Pradeep Singh

Bhubaneswar: Though Odisha government followed the CBSE and ICSE model and slashed the syllabus of Class 1 to 12 students for 2020-21 academic session by 30 per cent, experts believe that the move would hardly help students as most of the curriculum trimmed in the process were already taught.

Similarly, educationists say that the move was not thought through as it will rather increase the stress of students and force them to go through the entire course once again that too in a limited time period.

"We had thoroughly revised all that we were taught in the last three months (online mode), but most of those curriculum have now been curtailed. We will suffer now as we have to start afresh," said a student, Tejaswani Mishra.

Despite having 70 per cent syllabus to cover, it feels like 100 per cent preparation is still left, she added.

"First few chapters of some subjects have been trimmed which the students had already covered. In the process, all their hard work and time are now wasted. In case schools open after puja holidays and the test exam is conducted, students will not get enough time to go through the new syllabus," said, Basudev Barik, a guardian.

Lack of coordination among the concerned departments, experts and teachers during the syllabus rationalization has put extra pressure on students instead of easing the burden, said experts.

“At least the chapters that were taught shouldn't have been removed. This simply wasted two months' hard work put in by the students. I think there was a lack of coordination among the concerned authorities," said educationist, Satyakam Mishra.

The government should have thought about the students who don't have internet access for the online classes before revising the syllabus. But, there is still time to come up with some changes in the interest of the students at large, Mishra said.

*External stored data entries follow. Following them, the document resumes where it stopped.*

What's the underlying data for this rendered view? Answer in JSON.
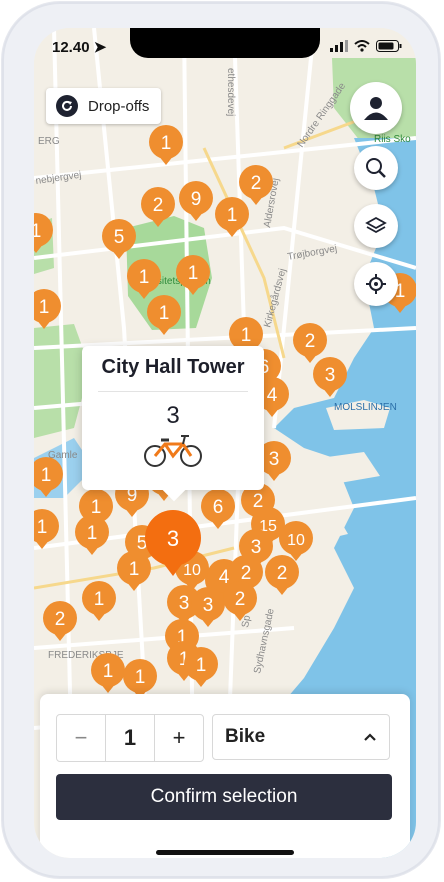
{
  "status": {
    "time": "12.40"
  },
  "map": {
    "dropoffs_label": "Drop-offs",
    "place_labels": [
      "ERG",
      "ethesdevej",
      "nebjergvej",
      "Aldersrovej",
      "Nordre Ringgade",
      "Trøjborgvej",
      "Kirkegårdsvej",
      "Riis Sko",
      "Universitetsparken",
      "MOLSLINJEN",
      "Gamle",
      "FREDERIKSBJE",
      "Sydhavnsgade",
      "Sp"
    ],
    "markers": [
      {
        "label": "1"
      },
      {
        "label": "2"
      },
      {
        "label": "9"
      },
      {
        "label": "2"
      },
      {
        "label": "1"
      },
      {
        "label": "5"
      },
      {
        "label": "1"
      },
      {
        "label": "1"
      },
      {
        "label": "1"
      },
      {
        "label": "1"
      },
      {
        "label": "2"
      },
      {
        "label": "4"
      },
      {
        "label": "3"
      },
      {
        "label": "6"
      },
      {
        "label": "4"
      },
      {
        "label": "3"
      },
      {
        "label": "1"
      },
      {
        "label": "9"
      },
      {
        "label": "6"
      },
      {
        "label": "2"
      },
      {
        "label": "15"
      },
      {
        "label": "10"
      },
      {
        "label": "4"
      },
      {
        "label": "1"
      },
      {
        "label": "1"
      },
      {
        "label": "5"
      },
      {
        "label": "10"
      },
      {
        "label": "3"
      },
      {
        "label": "2"
      },
      {
        "label": "4"
      },
      {
        "label": "2"
      },
      {
        "label": "3"
      },
      {
        "label": "3"
      },
      {
        "label": "2"
      },
      {
        "label": "1"
      },
      {
        "label": "2"
      },
      {
        "label": "1"
      },
      {
        "label": "1"
      },
      {
        "label": "1"
      },
      {
        "label": "1"
      },
      {
        "label": "1"
      },
      {
        "label": "1"
      },
      {
        "label": "1"
      },
      {
        "label": "1"
      },
      {
        "label": "1"
      },
      {
        "label": "1"
      }
    ],
    "selected_marker_label": "3"
  },
  "popup": {
    "title": "City Hall Tower",
    "count": "3",
    "vehicle_icon": "bicycle-icon"
  },
  "panel": {
    "quantity": "1",
    "minus_label": "−",
    "plus_label": "+",
    "vehicle_type": "Bike",
    "confirm_label": "Confirm selection"
  },
  "colors": {
    "marker": "#ef8e2f",
    "marker_selected": "#f36e10",
    "water": "#7fc3e8",
    "park": "#a7d99a",
    "button_dark": "#2c2f3e"
  }
}
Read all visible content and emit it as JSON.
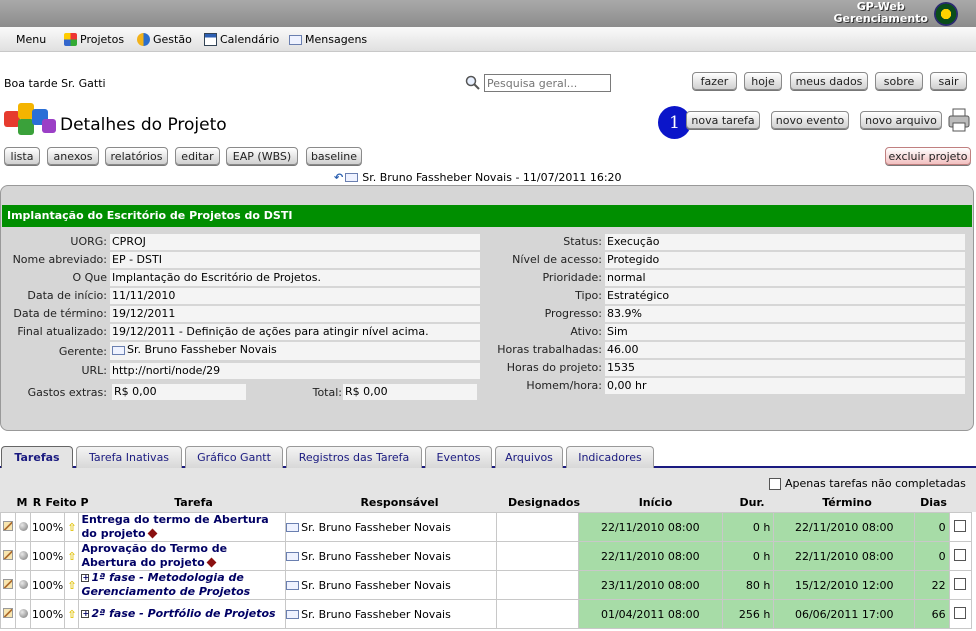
{
  "brand": {
    "line1": "GP-Web",
    "line2": "Gerenciamento"
  },
  "menu": {
    "main": "Menu",
    "items": [
      {
        "label": "Projetos",
        "icon": "puzzle-icon"
      },
      {
        "label": "Gestão",
        "icon": "gear-circle-icon"
      },
      {
        "label": "Calendário",
        "icon": "calendar-icon"
      },
      {
        "label": "Mensagens",
        "icon": "envelope-icon"
      }
    ]
  },
  "greeting": "Boa tarde Sr. Gatti",
  "search": {
    "placeholder": "Pesquisa geral..."
  },
  "top_buttons": [
    "fazer",
    "hoje",
    "meus dados",
    "sobre",
    "sair"
  ],
  "page_title": "Detalhes do Projeto",
  "badge_number": "1",
  "action_buttons": [
    "nova tarefa",
    "novo evento",
    "novo arquivo"
  ],
  "nav_buttons": [
    "lista",
    "anexos",
    "relatórios",
    "editar",
    "EAP (WBS)",
    "baseline"
  ],
  "delete_button": "excluir projeto",
  "owner_line": "Sr. Bruno Fassheber Novais - 11/07/2011 16:20",
  "project": {
    "title": "Implantação do Escritório de Projetos do DSTI",
    "left_fields": [
      {
        "label": "UORG:",
        "value": "CPROJ"
      },
      {
        "label": "Nome abreviado:",
        "value": "EP - DSTI"
      },
      {
        "label": "O Que",
        "value": "Implantação do Escritório de Projetos."
      },
      {
        "label": "Data de início:",
        "value": "11/11/2010"
      },
      {
        "label": "Data de término:",
        "value": "19/12/2011"
      },
      {
        "label": "Final atualizado:",
        "value": "19/12/2011 - Definição de ações para atingir nível acima."
      },
      {
        "label": "Gerente:",
        "value": "Sr. Bruno Fassheber Novais"
      },
      {
        "label": "URL:",
        "value": "http://norti/node/29"
      }
    ],
    "gastos_label": "Gastos extras:",
    "gastos_value": "R$ 0,00",
    "total_label": "Total:",
    "total_value": "R$ 0,00",
    "right_fields": [
      {
        "label": "Status:",
        "value": "Execução"
      },
      {
        "label": "Nível de acesso:",
        "value": "Protegido"
      },
      {
        "label": "Prioridade:",
        "value": "normal"
      },
      {
        "label": "Tipo:",
        "value": "Estratégico"
      },
      {
        "label": "Progresso:",
        "value": "83.9%"
      },
      {
        "label": "Ativo:",
        "value": "Sim"
      },
      {
        "label": "Horas trabalhadas:",
        "value": "46.00"
      },
      {
        "label": "Horas do projeto:",
        "value": "1535"
      },
      {
        "label": "Homem/hora:",
        "value": "0,00 hr"
      }
    ]
  },
  "tabs": [
    "Tarefas",
    "Tarefa Inativas",
    "Gráfico Gantt",
    "Registros das Tarefa",
    "Eventos",
    "Arquivos",
    "Indicadores"
  ],
  "only_incomplete": "Apenas tarefas não completadas",
  "table": {
    "headers": [
      "M",
      "R",
      "Feito",
      "P",
      "Tarefa",
      "Responsável",
      "Designados",
      "Início",
      "Dur.",
      "Término",
      "Dias"
    ],
    "rows": [
      {
        "feito": "100%",
        "tarefa": "Entrega do termo de Abertura do projeto",
        "responsavel": "Sr. Bruno Fassheber Novais",
        "inicio": "22/11/2010 08:00",
        "dur": "0 h",
        "termino": "22/11/2010 08:00",
        "dias": "0"
      },
      {
        "feito": "100%",
        "tarefa": "Aprovação do Termo de Abertura do projeto",
        "responsavel": "Sr. Bruno Fassheber Novais",
        "inicio": "22/11/2010 08:00",
        "dur": "0 h",
        "termino": "22/11/2010 08:00",
        "dias": "0"
      },
      {
        "feito": "100%",
        "tarefa": "1ª fase - Metodologia de Gerenciamento de Projetos",
        "responsavel": "Sr. Bruno Fassheber Novais",
        "inicio": "23/11/2010 08:00",
        "dur": "80 h",
        "termino": "15/12/2010 12:00",
        "dias": "22"
      },
      {
        "feito": "100%",
        "tarefa": "2ª fase - Portfólio de Projetos",
        "responsavel": "Sr. Bruno Fassheber Novais",
        "inicio": "01/04/2011 08:00",
        "dur": "256 h",
        "termino": "06/06/2011 17:00",
        "dias": "66"
      }
    ]
  }
}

There are around 60 lakh students in Class 1 to 12 in Odisha while only around 22 lakh students (as per the State government's figure) have access to online classes.

Prakash Mohanty, secretary of Odisha Secondary School Teacher Association (OSSTA), said, "The students shouldn't have been left in an ambiguous environment for two months. The syllabus revision seems to have a lot of lacuna."

"Who were in the technical committee? Whether the syllabus committee was part of the revision process and on what basis those chapters were trimmed... All these need to be answered," he added.